Calculator
Example data
Sample conversions shown for standard dry air. Your custom conditions may differ.
| Air wavelength (nm) | Vacuum wavelength (nm) | Typical n | Difference (pm) |
|---|---|---|---|
| 300 | 300.087471 | 1.000291569 | 87.47 |
| 500 | 500.139487 | 1.000278974 | 139.49 |
| 656.28 | 656.461299 | 1.000276252 | 181.3 |
| 1000 | 1000.274166 | 1.000274166 | 274.17 |
Formula used
The basic relationship is:
λvac = n · λair and
λair = λvac / n
We estimate the refractive index n as a function of wavelength using a common dispersion equation (with wavelength in micrometers, µm):
n = 1 + 10⁻⁸ · [ 5792105/(238.0185 − σ²) + 167917/(57.362 − σ²) ]
where σ = 1/λ (in µm⁻¹).
For User Conditions, we scale refractivity by dry-air density:
(n − 1) ∝ Pdry/T, using Pdry = P − e,
and e is estimated from relative humidity and saturation vapor pressure.
How to use this calculator
- Pick a direction: Air → Vacuum or Vacuum → Air.
- Enter the wavelength and choose your unit.
- Select Standard Dry Air for quick, common conversions.
- Choose User Conditions if you know temperature, pressure, and humidity.
- Press Calculate, then download CSV or PDF if needed.
Tip: If you are converting many lines (spectra), keep the same model and conditions so your dataset stays consistent.
Air to Vacuum Wavelength Conversion for Precise Spectra
When a spectrometer reports a line position, the number may be referenced to air or to vacuum. This calculator converts between those conventions so your data matches catalogs, databases, and calibration lamps. It also reports the refractive index n that links the two scales and shows the tiny but important wavelength offset clearly.
Why air and vacuum values differ
Light travels slightly slower in air than in vacuum. That change is described by the refractive index n, where λvac = n·λair. Because n is a little larger than 1, the vacuum wavelength is slightly longer than the air wavelength. The difference is small, but it can shift line centers.
Refractive index trends across wavelength
Air is dispersive, meaning n depends on wavelength. In the visible range, n is typically around 1.00027, but it varies with λ. Shorter wavelengths generally experience a slightly larger refractivity than longer wavelengths. That is why a single constant correction is not ideal for wide spectral ranges.
Temperature and pressure effects
Air density changes with temperature and pressure, and refractivity scales roughly with density. Higher pressure increases n and makes the air→vacuum correction bigger. Higher temperature lowers density, reducing n and shrinking the correction. If you are comparing measurements from different labs, matching P and T prevents systematic offsets.
Humidity and real laboratory air
Water vapor changes the composition of air and reduces the partial pressure of dry air.

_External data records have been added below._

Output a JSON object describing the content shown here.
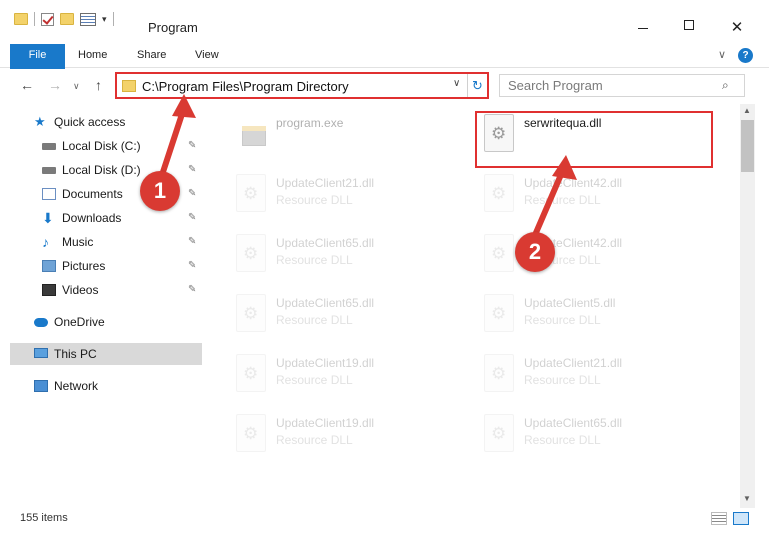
{
  "window": {
    "title": "Program",
    "minimize_icon": "minimize-icon",
    "maximize_icon": "maximize-icon",
    "close_glyph": "✕"
  },
  "ribbon": {
    "tabs": [
      "File",
      "Home",
      "Share",
      "View"
    ],
    "chevron": "∨",
    "help": "?"
  },
  "nav": {
    "back": "←",
    "forward": "→",
    "history": "∨",
    "up": "↑",
    "address": "C:\\Program Files\\Program Directory",
    "address_dropdown": "∨",
    "refresh": "↻",
    "search_placeholder": "Search Program",
    "search_icon": "⌕"
  },
  "sidebar": {
    "quick_access": "Quick access",
    "pinned": [
      {
        "label": "Local Disk (C:)",
        "icon": "drive-icon"
      },
      {
        "label": "Local Disk (D:)",
        "icon": "drive-icon"
      },
      {
        "label": "Documents",
        "icon": "documents-icon"
      },
      {
        "label": "Downloads",
        "icon": "downloads-icon"
      },
      {
        "label": "Music",
        "icon": "music-icon"
      },
      {
        "label": "Pictures",
        "icon": "pictures-icon"
      },
      {
        "label": "Videos",
        "icon": "videos-icon"
      }
    ],
    "onedrive": "OneDrive",
    "this_pc": "This PC",
    "network": "Network",
    "pin_glyph": "📌"
  },
  "files": [
    {
      "name": "program.exe",
      "type": ""
    },
    {
      "name": "serwritequa.dll",
      "type": ""
    },
    {
      "name": "UpdateClient21.dll",
      "type": "Resource DLL"
    },
    {
      "name": "UpdateClient42.dll",
      "type": "Resource DLL"
    },
    {
      "name": "UpdateClient65.dll",
      "type": "Resource DLL"
    },
    {
      "name": "UpdateClient42.dll",
      "type": "Resource DLL"
    },
    {
      "name": "UpdateClient65.dll",
      "type": "Resource DLL"
    },
    {
      "name": "UpdateClient5.dll",
      "type": "Resource DLL"
    },
    {
      "name": "UpdateClient19.dll",
      "type": "Resource DLL"
    },
    {
      "name": "UpdateClient21.dll",
      "type": "Resource DLL"
    },
    {
      "name": "UpdateClient19.dll",
      "type": "Resource DLL"
    },
    {
      "name": "UpdateClient65.dll",
      "type": "Resource DLL"
    }
  ],
  "status": {
    "item_count": "155 items"
  },
  "callouts": [
    "1",
    "2"
  ],
  "colors": {
    "accent": "#1979ca",
    "highlight": "#e03030",
    "callout": "#d93a32"
  }
}
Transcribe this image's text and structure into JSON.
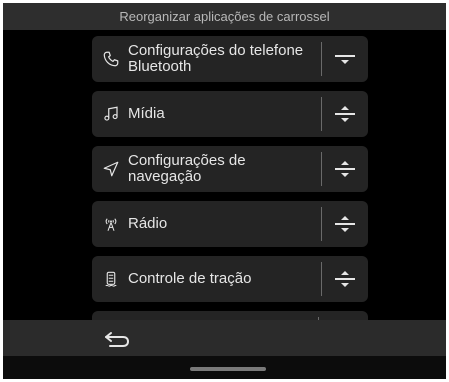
{
  "header": {
    "title": "Reorganizar aplicações de carrossel"
  },
  "items": [
    {
      "label": "Configurações do telefone Bluetooth",
      "icon": "phone-icon",
      "handle_icon": "move-down-icon"
    },
    {
      "label": "Mídia",
      "icon": "music-note-icon",
      "handle_icon": "reorder-icon"
    },
    {
      "label": "Configurações de navegação",
      "icon": "navigation-arrow-icon",
      "handle_icon": "reorder-icon"
    },
    {
      "label": "Rádio",
      "icon": "radio-antenna-icon",
      "handle_icon": "reorder-icon"
    },
    {
      "label": "Controle de tração",
      "icon": "traction-control-icon",
      "handle_icon": "reorder-icon"
    }
  ],
  "footer": {
    "back_icon": "back-arrow-icon"
  },
  "colors": {
    "background": "#000000",
    "card": "#242424",
    "text": "#e6e6e6",
    "title_bar": "#2e2e2e"
  }
}
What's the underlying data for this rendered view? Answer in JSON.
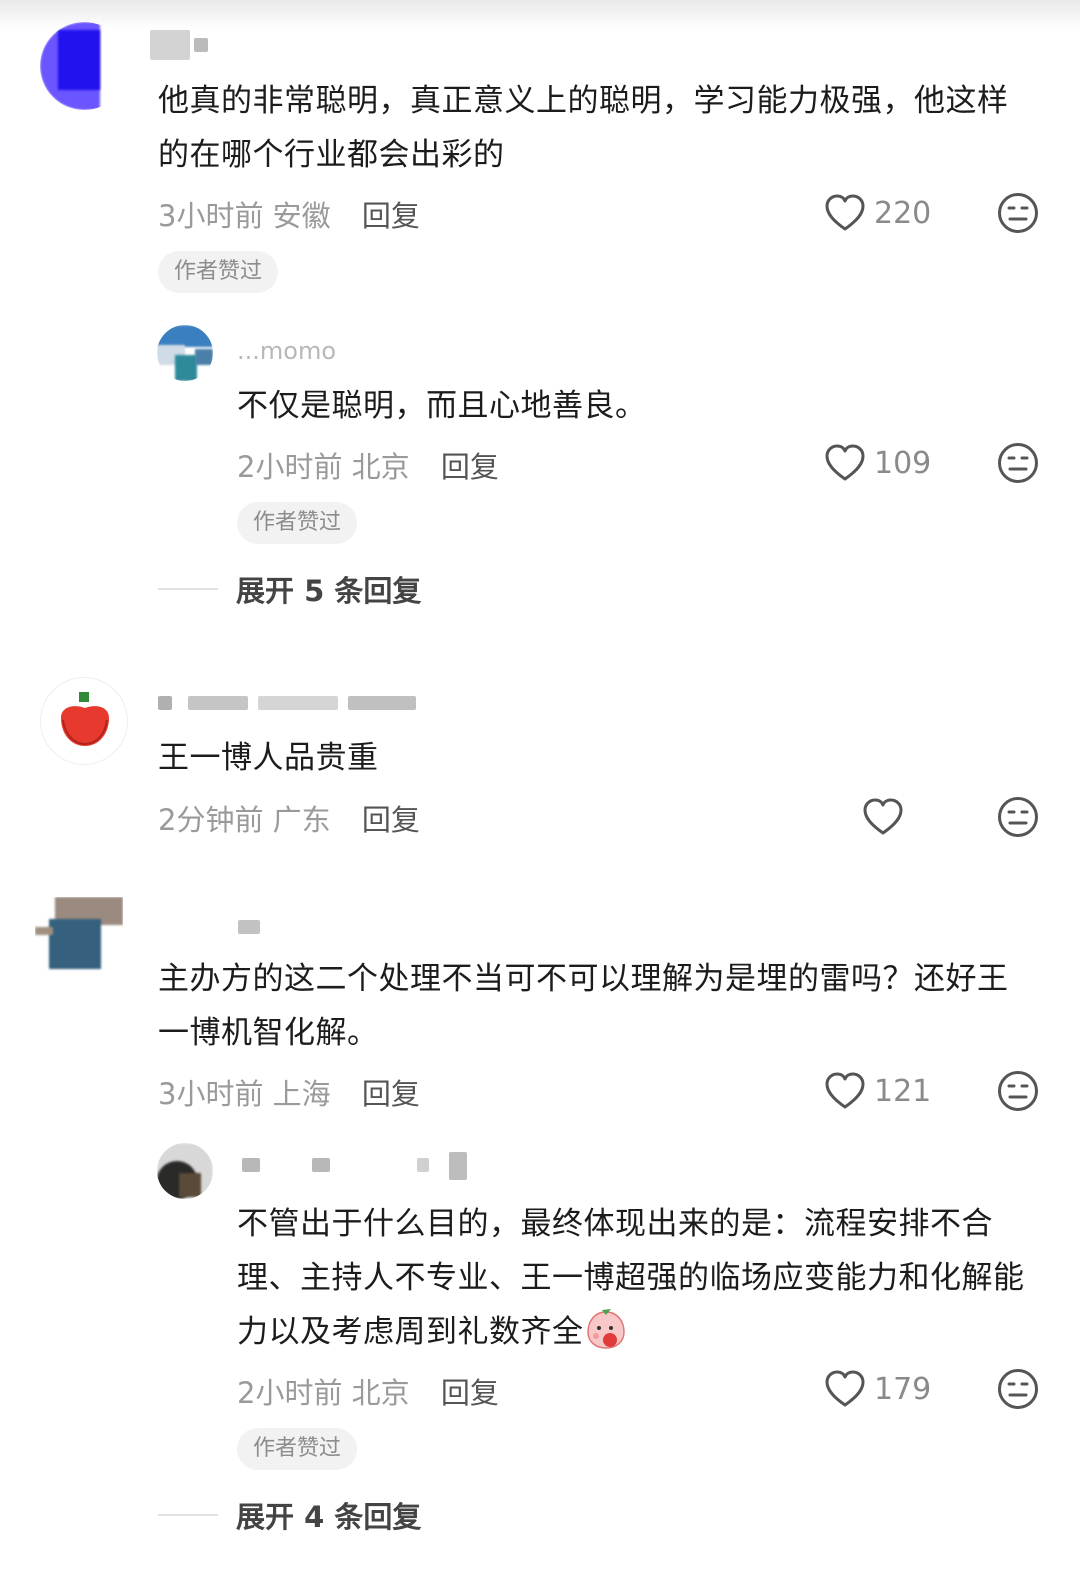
{
  "comments": [
    {
      "text": "他真的非常聪明，真正意义上的聪明，学习能力极强，他这样的在哪个行业都会出彩的",
      "time": "3小时前",
      "location": "安徽",
      "reply_label": "回复",
      "likes": "220",
      "badge": "作者赞过",
      "replies": [
        {
          "username": "...momo",
          "text": "不仅是聪明，而且心地善良。",
          "time": "2小时前",
          "location": "北京",
          "reply_label": "回复",
          "likes": "109",
          "badge": "作者赞过"
        }
      ],
      "expand_label": "展开 5 条回复"
    },
    {
      "text": "王一博人品贵重",
      "time": "2分钟前",
      "location": "广东",
      "reply_label": "回复",
      "likes": ""
    },
    {
      "text": "主办方的这二个处理不当可不可以理解为是埋的雷吗？还好王一博机智化解。",
      "time": "3小时前",
      "location": "上海",
      "reply_label": "回复",
      "likes": "121",
      "replies": [
        {
          "text": "不管出于什么目的，最终体现出来的是：流程安排不合理、主持人不专业、王一博超强的临场应变能力和化解能力以及考虑周到礼数齐全",
          "time": "2小时前",
          "location": "北京",
          "reply_label": "回复",
          "likes": "179",
          "badge": "作者赞过"
        }
      ],
      "expand_label": "展开 4 条回复"
    }
  ],
  "icons": {
    "like": "heart-outline-icon",
    "dislike": "neutral-face-icon",
    "sticker": "peach-face-sticker"
  },
  "colors": {
    "meta": "#9a9a9a",
    "badge_bg": "#f2f2f2"
  }
}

This calculator models humidity by lowering dry-air pressure using relative humidity and saturation vapor pressure. For many routine spectroscopy tasks, this improves realism. For high-precision metrology, a full physical model is recommended.
Units, resolution, and practical magnitude
You can enter nm, Å, µm, or meters and get the same unit back. A typical 500 nm line converts to roughly 500.14 nm in vacuum, a difference of about 140 pm. Even picometer-level shifts matter for resolving closely spaced lines or tracking Doppler shifts in astronomy.
Where this calculator is used
Common uses include lamp calibration, emission/absorption line matching, laser wavelength reporting, astronomy radial-velocity work, and comparing instrument software outputs that use different conventions. Exporting CSV or PDF helps you document assumptions alongside your results.
FAQs
Q1: What is the difference between air and vacuum wavelength?
Air wavelength is measured as light propagates through air; vacuum wavelength is the equivalent value in empty space. Vacuum values are slightly larger because the refractive index of air is just above 1.
Q2: When should I use Standard Dry Air versus User Conditions?
Use Standard Dry Air for quick comparisons with common tables. Use User Conditions when your lab temperature, pressure, or humidity is far from standard, or when you need consistency across multiple measurements.
Q3: How big is the correction around 500 nm?
At about 500 nm, the vacuum wavelength is typically ~0.14 nm higher than the air wavelength (around 140 pm), depending on the refractive index model and atmospheric conditions you choose.
Q4: Is the formula valid for deep UV or far infrared?
The dispersion equation is most reliable in roughly 0.2–1.7 µm. Outside that range, errors can grow. If you work in extreme UV or long-wave IR, use a specialized model or reference data for your band.
Q5: Can I convert frequency the same way?
Frequency does not change between air and vacuum for the same light, but the wavelength does because speed changes. Convert wavelengths with this tool, and compute frequency separately using f = c/λvac.
Q6: Why does humidity change my result?
Higher humidity lowers the dry-air partial pressure, reducing air density and slightly reducing refractivity. That makes n smaller and the air-to-vacuum correction slightly smaller, especially at warm temperatures.